Markt / 02.12.2012 • 20:51 Uhr / 2 Minuten Lesezeit

Größter Teil der 362.000 Euro geht an die Arbeitsstiftung.

Bregenz. Arbeitsuchende beim Ein- bzw. Wiedereinstieg in den Arbeitsmarkt zu unterstützen ist ein zentraler arbeitsmarktpolitischer Schwerpunkt in Vorarlberg. Zwei Programme, die „Arbeitsstiftung 2000“ sowie die „FiT Implacement Stiftung“, werden auf Beschluss der Landesregierung mit weiteren rund 362.000 Euro gefördert, informieren Landeshauptmann Markus Wallner und Landesstatthalter Karlheinz Rüdisser. In gleicher Höhe werden die Maßnahmen vom AMS unterstützt.

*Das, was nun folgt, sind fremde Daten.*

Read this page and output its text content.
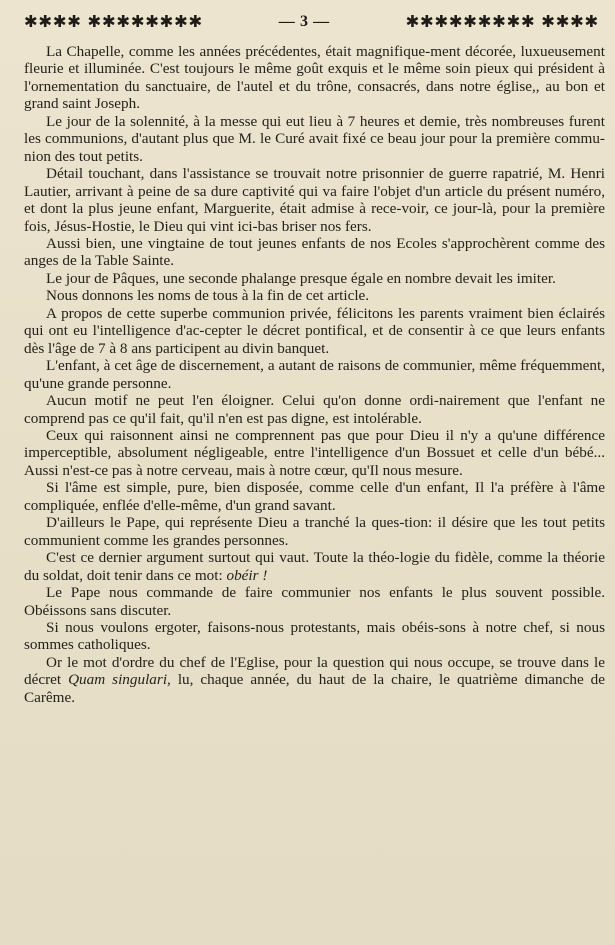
✱✱✱✱ ✱✱✱✱✱✱✱✱	— 3 —	✱✱✱✱✱✱✱✱✱ ✱✱✱✱

La Chapelle, comme les années précédentes, était magnifique-ment décorée, luxueusement fleurie et illuminée. C'est toujours le même goût exquis et le même soin pieux qui président à l'ornementation du sanctuaire, de l'autel et du trône, consacrés, dans notre église,, au bon et grand saint Joseph.

Le jour de la solennité, à la messe qui eut lieu à 7 heures et demie, très nombreuses furent les communions, d'autant plus que M. le Curé avait fixé ce beau jour pour la première commu-nion des tout petits.

Détail touchant, dans l'assistance se trouvait notre prisonnier de guerre rapatrié, M. Henri Lautier, arrivant à peine de sa dure captivité qui va faire l'objet d'un article du présent numéro, et dont la plus jeune enfant, Marguerite, était admise à rece-voir, ce jour-là, pour la première fois, Jésus-Hostie, le Dieu qui vint ici-bas briser nos fers.

Aussi bien, une vingtaine de tout jeunes enfants de nos Ecoles s'approchèrent comme des anges de la Table Sainte.

Le jour de Pâques, une seconde phalange presque égale en nombre devait les imiter.

Nous donnons les noms de tous à la fin de cet article.

A propos de cette superbe communion privée, félicitons les parents vraiment bien éclairés qui ont eu l'intelligence d'ac-cepter le décret pontifical, et de consentir à ce que leurs enfants dès l'âge de 7 à 8 ans participent au divin banquet.

L'enfant, à cet âge de discernement, a autant de raisons de communier, même fréquemment, qu'une grande personne.

Aucun motif ne peut l'en éloigner. Celui qu'on donne ordi-nairement que l'enfant ne comprend pas ce qu'il fait, qu'il n'en est pas digne, est intolérable.

Ceux qui raisonnent ainsi ne comprennent pas que pour Dieu il n'y a qu'une différence imperceptible, absolument négligeable, entre l'intelligence d'un Bossuet et celle d'un bébé... Aussi n'est-ce pas à notre cerveau, mais à notre cœur, qu'Il nous mesure.

Si l'âme est simple, pure, bien disposée, comme celle d'un enfant, Il l'a préfère à l'âme compliquée, enflée d'elle-même, d'un grand savant.

D'ailleurs le Pape, qui représente Dieu a tranché la ques-tion: il désire que les tout petits communient comme les grandes personnes.

C'est ce dernier argument surtout qui vaut. Toute la théo-logie du fidèle, comme la théorie du soldat, doit tenir dans ce mot: obéir !

Le Pape nous commande de faire communier nos enfants le plus souvent possible. Obéissons sans discuter.

Si nous voulons ergoter, faisons-nous protestants, mais obéis-sons à notre chef, si nous sommes catholiques.

Or le mot d'ordre du chef de l'Eglise, pour la question qui nous occupe, se trouve dans le décret Quam singulari, lu, chaque année, du haut de la chaire, le quatrième dimanche de Carême.
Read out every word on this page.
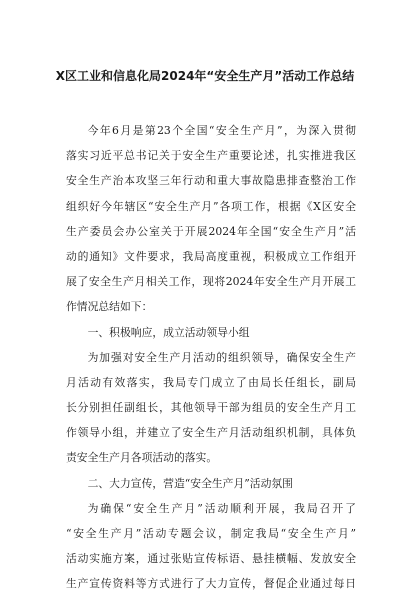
X区工业和信息化局2024年“安全生产月”活动工作总结
今年6月是第23个全国“安全生产月”，为深入贯彻
落实习近平总书记关于安全生产重要论述，扎实推进我区
安全生产治本攻坚三年行动和重大事故隐患排查整治工作
组织好今年辖区“安全生产月”各项工作，根据《X区安全
生产委员会办公室关于开展2024年全国“安全生产月”活
动的通知》文件要求，我局高度重视，积极成立工作组开
展了安全生产月相关工作，现将2024年安全生产月开展工
作情况总结如下：
一、积极响应，成立活动领导小组
为加强对安全生产月活动的组织领导，确保安全生产
月活动有效落实，我局专门成立了由局长任组长，副局
长分别担任副组长，其他领导干部为组员的安全生产月工
作领导小组，并建立了安全生产月活动组织机制，具体负
责安全生产月各项活动的落实。
二、大力宣传，营造“安全生产月”活动氛围
为确保“安全生产月”活动顺利开展，我局召开了
“安全生产月”活动专题会议，制定我局“安全生产月”
活动实施方案，通过张贴宣传标语、悬挂横幅、发放安全
生产宣传资料等方式进行了大力宣传，督促企业通过每日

Der größte Teil des Landesbeitrages – mehr als 320.000 Euro – geht an die Arbeitsstiftung. Diese im Jahr 2000 eingerichtete Initiative nimmt jene Menschen professionell an der Hand, die von Kündigungsmaßnahmen betroffen sind. Innerhalb eines festgelegten Zeitrahmens sollen sie so rasch wie möglich wieder in den regulären Arbeitsmarkt integriert werden. Sämtliche Maßnahmen werden mit den Betroffenen individuell abgestimmt.

Perspektiven aufzeigen

Im Vordergrund steht, berufliche Chancen und Perspektiven aufzuzeigen. Finanziert wird das Programm von Land, AMS und Gemeinden. Ein finanzieller Beitrag wird auch von den zum Personalabbau gezwungenen Unternehmen geleistet, sofern sie nicht insolvent sind. „Wenn Kündigungen in einem Betrieb unvermeidbar werden, bietet die Arbeitsstiftung frühzeitig kompetente Hilfestellung für betroffene Beschäftigte. So wird auch verhindert, dass wertvolle Mitarbeiter für die Vorarlberger Wirtschaft verloren gehen“, betont Landeshauptmann Wallner.

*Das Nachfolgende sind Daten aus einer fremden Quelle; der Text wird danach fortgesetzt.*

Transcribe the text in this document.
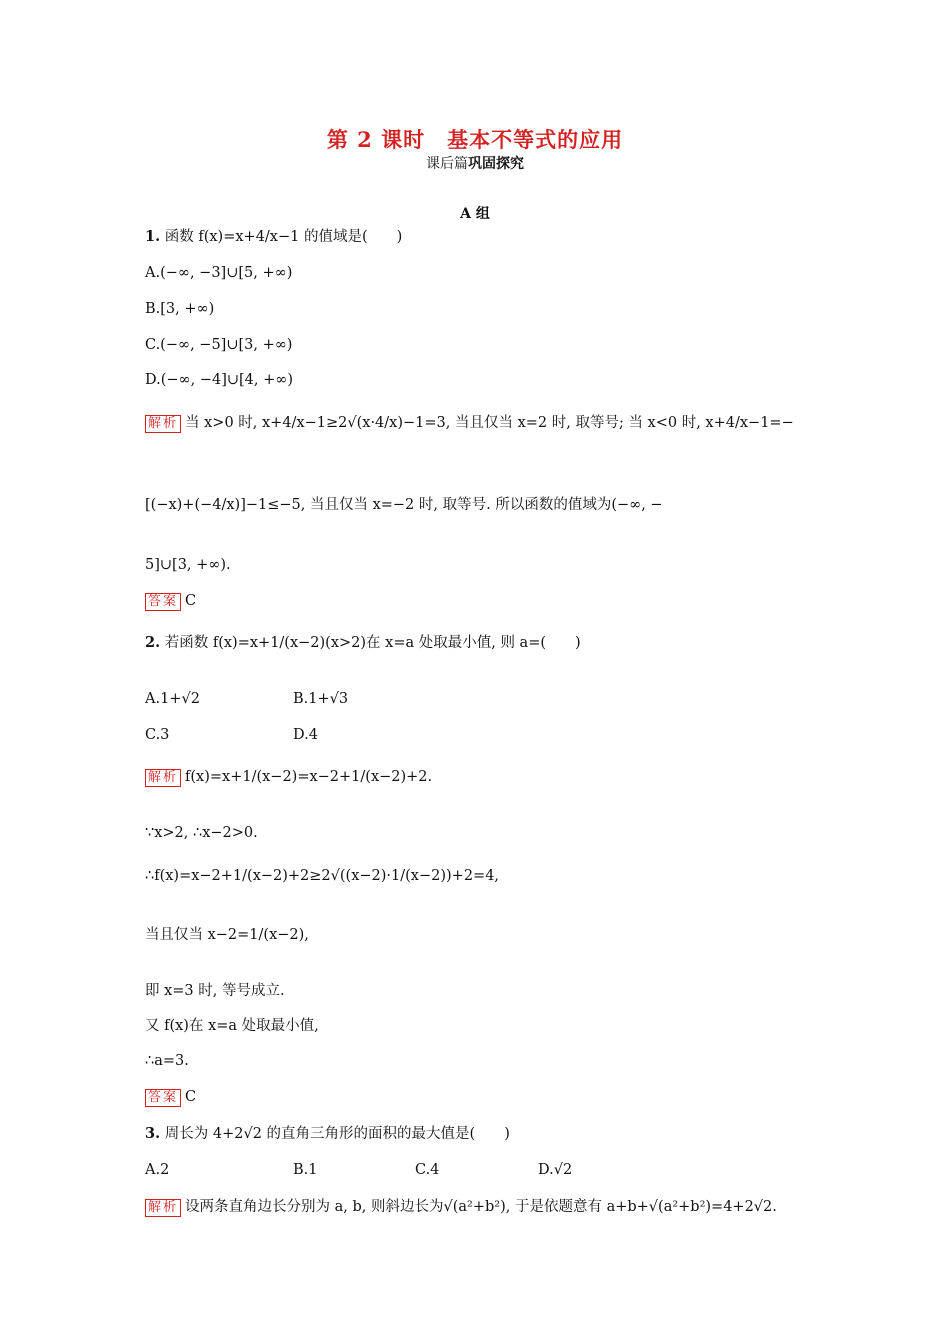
第 2 课时　基本不等式的应用
课后篇巩固探究
A 组
1. 函数 f(x)=x+4/x−1 的值域是(　　)
A.(−∞, −3]∪[5, +∞)
B.[3, +∞)
C.(−∞, −5]∪[3, +∞)
D.(−∞, −4]∪[4, +∞)
解析 当 x>0 时, x+4/x−1≥2√(x·4/x)−1=3, 当且仅当 x=2 时, 取等号; 当 x<0 时, x+4/x−1=−
[(−x)+(−4/x)]−1≤−5, 当且仅当 x=−2 时, 取等号. 所以函数的值域为(−∞, −
5]∪[3, +∞).
答案 C
2. 若函数 f(x)=x+1/(x−2)(x>2)在 x=a 处取最小值, 则 a=(　　)
A.1+√2	B.1+√3
C.3	D.4
解析 f(x)=x+1/(x−2)=x−2+1/(x−2)+2.
∵x>2, ∴x−2>0.
∴f(x)=x−2+1/(x−2)+2≥2√((x−2)·1/(x−2))+2=4,
当且仅当 x−2=1/(x−2),
即 x=3 时, 等号成立.
又 f(x)在 x=a 处取最小值,
∴a=3.
答案 C
3. 周长为 4+2√2 的直角三角形的面积的最大值是(　　)
A.2	B.1	C.4	D.√2
解析 设两条直角边长分别为 a, b, 则斜边长为√(a²+b²), 于是依题意有 a+b+√(a²+b²)=4+2√2.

Zurück in den Arbeitsmarkt

Im Rahmen der FiT Implacement Stiftung Vorarlberg werden arbeitssuchende Frauen mit Interesse an einer Aus- und Weiterbildung bzw. einer fachlichen Höherqualifizierung in handwerklichen und technischen Berufen von einem Unternehmen ausgewählt und in der Folge maßgeschneidert nach den Erfordernissen im Betrieb ausgebildet.